When the engine broke down off the coast of Delaware, the owner panicked. “Me and my dad were like, ‘So what?’ ” Tom says with a laugh. Having been through some utterly harrowing circumstances together, he says, “It was not a concern for either of us.”

Tom McKay says the whole family has mixed emotions about the film. “I definitely feel it’s an amazing story. I personally played a small part — my dad is the amazing character in the movie.” Each time he sees it, Tom says, “It’s surprising . . . yeah, we did do all that.

“At the same time, it brings to the forefront a lot of not-so-pleasant memories. In a lot of ways, it’s airing my family’s dirty laundry.”

That wasn’t Roscoe’s intention when he took over the project, but he couldn’t ignore the personal drama as it unfolded.

“This is the kind of story that can only be told by being embedded seven years with a family,” he says. “It’s a special story, and those sometimes come around once in a filmmaker’s lifetime.”
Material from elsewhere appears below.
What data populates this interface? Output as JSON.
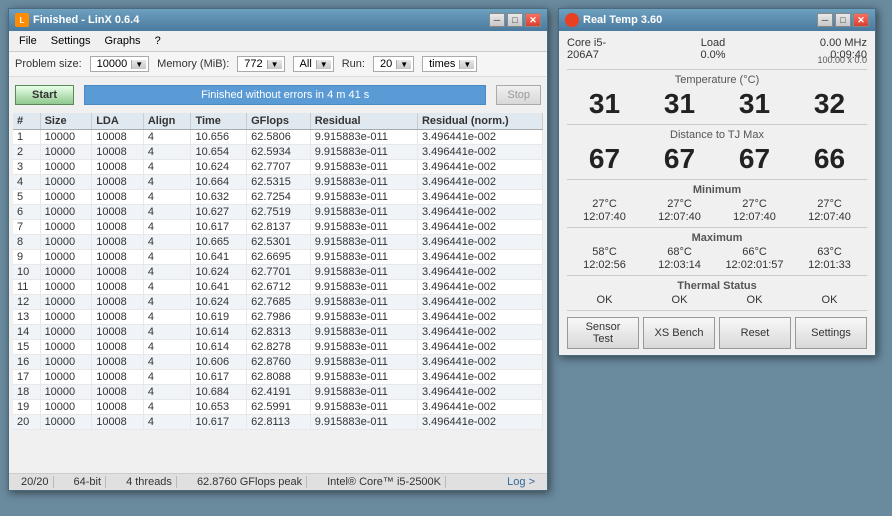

Ultimately, he’d like to get the film shown on public television: “That’s where hundreds of thousands of people will see this story.” Working on a shoestring budget, he has secured a “letter of intent to distribute” from Boston’s American Public Television, which syndicates programming around the country. But he needs a corporate sponsor, and that’s been difficult to find.

“It’s hard out there,” says Roscoe, who lives in Falmouth, Maine. “There’s no Disney ending. It’s hard to pitch the brand alignment. Who wants to underwrite the story about the man who failed?”

While he continues to promote his remarkable film, the filmmaker has another project lined up for this summer: He wants to build a 48-foot powerboat.

“It’s always been a passion of mine,” he says.

“Raw Faith” (rawfaithmovie.com) screens at 8:30 p,m. on April 24 at CinemaSalem, 1 East India Square, Salem, and at 7 p.m. on April 26 at Hyatt Place, 116 Riverside Ave., Medford. The latter screening is in conjunction with the Medford Arts Center and the Massachusetts Cultural Council.